On the role of spatial dynamics and topology on network flows
Serdar Colak, Christian M. Schneider, Pu Wang, Marta C. Gonzalez

TL;DR
This paper investigates how spatial dynamics and network topology influence congestion in spatial networks, revealing that these factors significantly alter the critical loading rate and the nature of phase transitions to congestion.
Contribution
It introduces an analytical framework and demonstrates how spatial dynamics change congestion onset, with implications for real-world road networks like San Francisco.
Findings
Spatial dynamics lower the critical loading rate for congestion.
Transition to congestion shifts from continuous to discontinuous with spatial effects.

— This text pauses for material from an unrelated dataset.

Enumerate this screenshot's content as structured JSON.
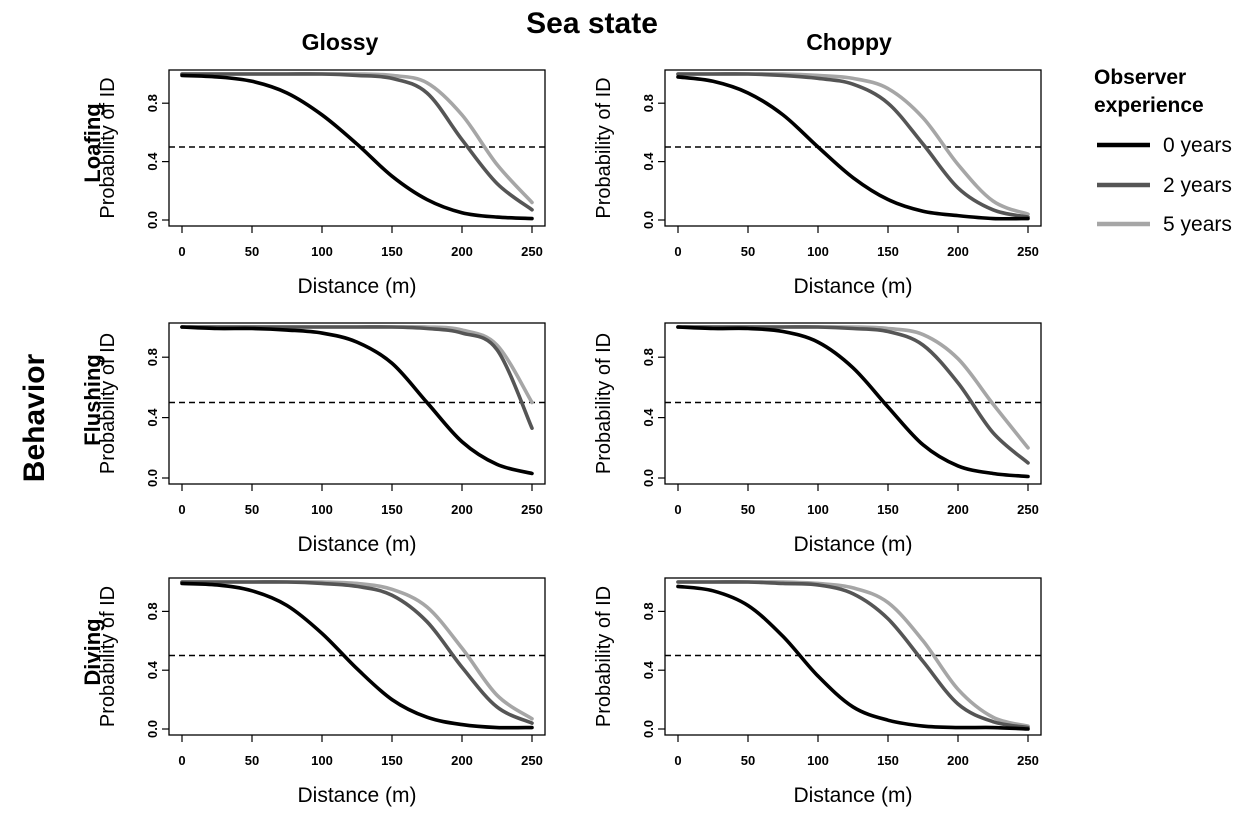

Identifies roads that trigger congestion, differing from betweenness-based predictions.
Abstract
Particle flows in spatial networks are susceptible to congestion. In this paper, we analyze the phase transitions of these networks to a state of congested transport and the influence of both topology and spatial dynamics on its emergence. We systematically show that the value of the critical loading rate at which congestion emerges is affected by the addition of spatial dynamics, changing the nature of this transition from a continuous to a discontinuous one. Our numerical results are confirmed by introducing an analytical solvable framework. As a case of study, we explore the implications of our findings in the San Francisco road network where we can locate the roads that originate the congested phase. These roads are the spatially constrained, and not necessarily those with high betweenness as predicted by models without spatial dynamics.